Additionally, the pandemic itself has hit low income and under-served populations especially hard. Biased medical decision-making contributes to this health inequality. For example, previous work has shown that one of widely used health risk prediction algorithms assesses African-American patients as less sick than equivalently sick White patients.
This research will make medical decision-making fairer by statistically analyzing the decisions made both by humans and by algorithms. The research will identify sources of bias (for example, when medical tests are given to patients with better access to healthcare rather than to patients most likely to have a disease), and propose solutions (for example, reallocating tests to patients who are predicted to have the highest disease risk).
This will not only make healthcare fairer; it can also make it more efficient, by allocating medical resources where they will do the most good. The project will also create a publicly available class on how to design fair algorithms, and conduct a large-scale study of how engineers can be trained to design fairer algorithms, to improve the preparedness of the engineering workforce.
Because important medical decisions are made both by humans and by algorithms, the research pursues three objectives: 1) detecting bias in human medical decision-making, focusing on three high-stakes medical settings: allocation of medical testing, healthcare quality assessment, and interpretation of medical images. Further, the project will also build algorithmic decision-aids to reduce human bias, by drawing clinicians’ attention to medically relevant features they may have overlooked.
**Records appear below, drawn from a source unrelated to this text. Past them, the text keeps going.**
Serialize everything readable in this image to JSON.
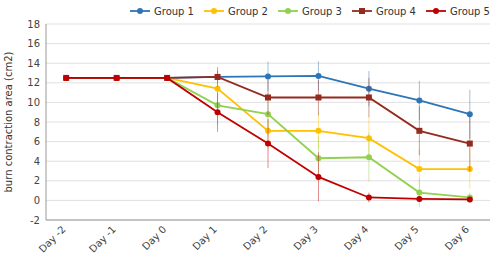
{
  "chart_data": {
    "type": "line",
    "categories": [
      "Day -2",
      "Day -1",
      "Day 0",
      "Day 1",
      "Day 2",
      "Day 3",
      "Day 4",
      "Day 5",
      "Day 6"
    ],
    "series": [
      {
        "name": "Group 1",
        "color": "#2E75B6",
        "marker": "circle",
        "values": [
          12.5,
          12.5,
          12.5,
          12.6,
          12.65,
          12.7,
          11.4,
          10.2,
          8.8
        ],
        "errors": [
          null,
          null,
          null,
          0.6,
          1.5,
          1.5,
          1.8,
          2.0,
          2.5
        ]
      },
      {
        "name": "Group 2",
        "color": "#FFC000",
        "marker": "circle",
        "values": [
          12.5,
          12.5,
          12.5,
          11.4,
          7.1,
          7.1,
          6.35,
          3.2,
          3.2
        ],
        "errors": [
          null,
          null,
          null,
          1.8,
          2.0,
          1.8,
          2.2,
          2.0,
          2.0
        ]
      },
      {
        "name": "Group 3",
        "color": "#92D050",
        "marker": "circle",
        "values": [
          12.5,
          12.5,
          12.5,
          9.7,
          8.8,
          4.3,
          4.4,
          0.8,
          0.3
        ],
        "errors": [
          null,
          null,
          null,
          2.0,
          2.2,
          2.2,
          2.5,
          1.5,
          0.5
        ]
      },
      {
        "name": "Group 4",
        "color": "#952B1E",
        "marker": "square",
        "values": [
          12.5,
          12.5,
          12.5,
          12.6,
          10.5,
          10.5,
          10.5,
          7.1,
          5.8
        ],
        "errors": [
          null,
          null,
          null,
          1.0,
          1.8,
          1.8,
          2.0,
          2.5,
          2.8
        ]
      },
      {
        "name": "Group 5",
        "color": "#C00000",
        "marker": "circle",
        "values": [
          12.5,
          12.5,
          12.5,
          9.0,
          5.8,
          2.4,
          0.3,
          0.15,
          0.1
        ],
        "errors": [
          null,
          null,
          null,
          2.0,
          2.5,
          2.5,
          0.5,
          0.3,
          0.2
        ]
      }
    ],
    "y_label": "burn contraction area (cm2)",
    "ylim": [
      -2,
      18
    ],
    "yticks": [
      -2,
      0,
      2,
      4,
      6,
      8,
      10,
      12,
      14,
      16,
      18
    ],
    "grid": true,
    "legend": "upper right"
  }
}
Finally, the project targets making algorithmic decision-making more equitable, by examining the features it is appropriate to include in a medical algorithm. The research will be conducted in collaboration with clinicians to maximize translational benefit to patients. The methods developed, which draw on techniques in Bayesian inference and deep learning to provide interpretable models of how bias arises, are more generally applicable to decision-making across a host of high-stakes domains—including lending and hiring—and thus can impact a wide range of fields concerned with equity in decision-making, including law and economics.
This award reflects NSF's statutory mission and has been deemed worthy of support through evaluation using the Foundation's intellectual merit and broader impacts review criteria.